Kedua, Euforia demokrasi yang kebablasan. Dalih "Demokrasi" telah membawa berbagai tindakan yang justru menimbulkan keresahan, unjuk rasa kerap diwarnai perusakan berbagai fasilitas publik, aksi brutal main hakim sendiri hingga konflik yang menimbulkan korban jiwa sering kita saksikan di berbagai media massa. Keamanan, ketertiban dan kepatuhan terhadap rambu-rambu hukum pun menjadi terancam.
Di Indonesia sendiri Pancasila menggunakan sistem demokrasi bukan liberal dan sosialis. Namun, belakangan ini banyak tersebar perbuatan tidak pantas dari seorang remaja yang belum memiliki hubungan pernikahan yang sah, sudah melakukan hubungan terlarang. Tidak Cuma itu mereka berani mengirim video yang sangat tidak pantas dilihat oleh publik dan menjadi tersebar luas begitu cepat. Bahkan mereka menganggap hal itu sah-sah saja jika dilakukan. Mereka melihat bangsa Asing melakukan perilaku seperti itu sudah biasa, yang kemudian mereka bisa lakukan dengan seenaknya di negara Indonesia ini.

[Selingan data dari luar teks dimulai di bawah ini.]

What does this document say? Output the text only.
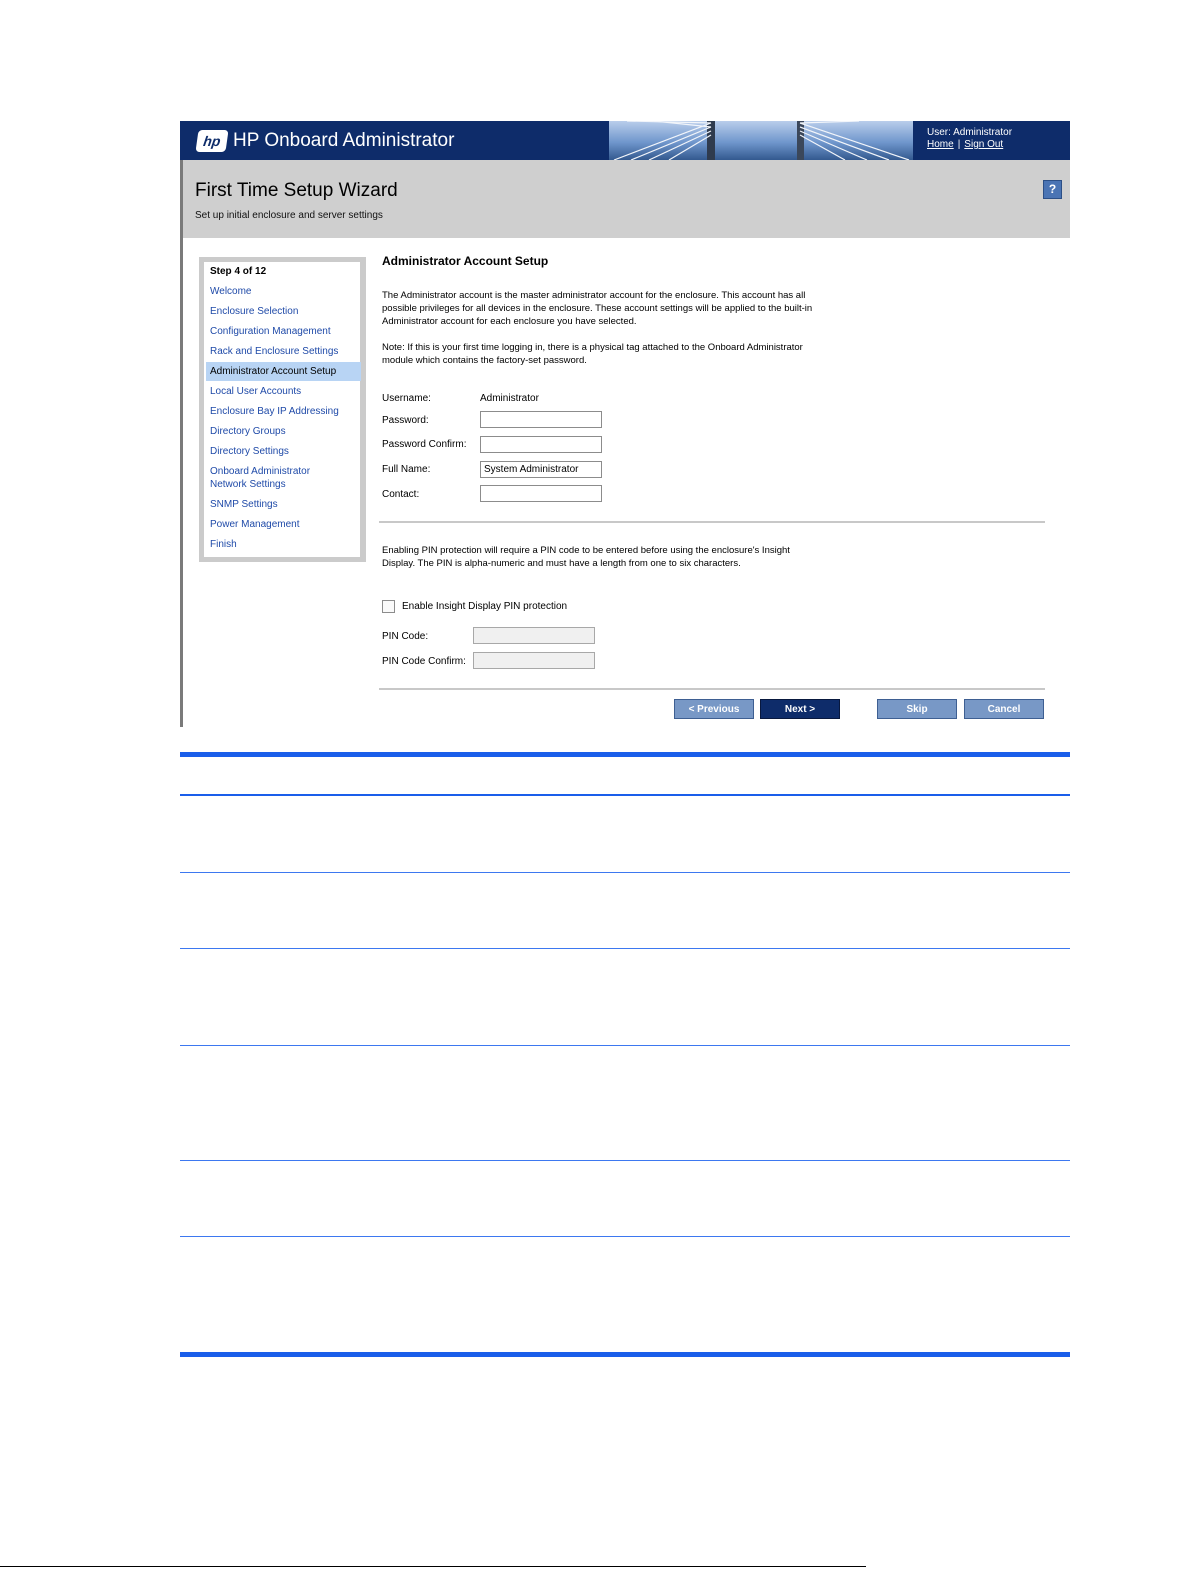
hp HP Onboard Administrator	User: Administrator
Home | Sign Out
First Time Setup Wizard
Set up initial enclosure and server settings
?
Step 4 of 12
Welcome
Enclosure Selection
Configuration Management
Rack and Enclosure Settings
Administrator Account Setup
Local User Accounts
Enclosure Bay IP Addressing
Directory Groups
Directory Settings
Onboard Administrator
Network Settings
SNMP Settings
Power Management
Finish
Administrator Account Setup
The Administrator account is the master administrator account for the enclosure. This account has all
possible privileges for all devices in the enclosure. These account settings will be applied to the built-in
Administrator account for each enclosure you have selected.
Note: If this is your first time logging in, there is a physical tag attached to the Onboard Administrator
module which contains the factory-set password.
Username:	Administrator
Password:
Password Confirm:
Full Name:
System Administrator
Contact:
Enabling PIN protection will require a PIN code to be entered before using the enclosure's Insight
Display. The PIN is alpha-numeric and must have a length from one to six characters.
Enable Insight Display PIN protection
PIN Code:
PIN Code Confirm:
< Previous	Next >	Skip	Cancel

Tatkala bangsa kita masih menganggap mayoritas adalah prioritas, penghormatan terhadap keberagaman itu sendiri takkan pernah terjadi. Seringkali pula masih ditemukan adanya kecurigaan atau kesinisan dari kelompok yang sudah lebih dulu tinggal dan menetap terhadap pendatang. Bahkan banyak juga jika di dalam suatu masyarakat ditanyai mengenai isi dari sila-sila Pancasila, mereka mengatakan tidak tahu atau lupa dengan isi keseluruhannya.
Era global tidak saja membawa letupan-letupan konflik akibat ekses budaya, tapi dilatarbelakangi pula pada distribusi ekonomi yang tidak merata. Kesenjangan antar-kelompok masyarakat dalam bidang ekonomi, pendapatan per kapita, kesempatan memperoleh pendidikan, perbedaan dalam mengakses fasilitas pemerintah, telah memicu kecemburuan sosial. Persoalan-persoalan tersebut menimbulkan prasangka atau kontroversi hingga berakhir dengan konflik yang berbuah kekerasan.
Masyarakat Indonesia, secara perlahan berubah menjadi masyarakat konsumen dari arus barang-barang produksi dari negara-negara kapitalis, yang lazim dibeli secara kredit, bergaya hidup mewah yang penuh akan atribut konsumtif dan hedonis. Impian akan tercapainya masyarakat yang adil dan makmur seakan punah di tengah sebagian masyarakat yang dilanda utang di counter HP, developer perumahan, showroom motor dan mobil, toko elektronik,dan sebagainya.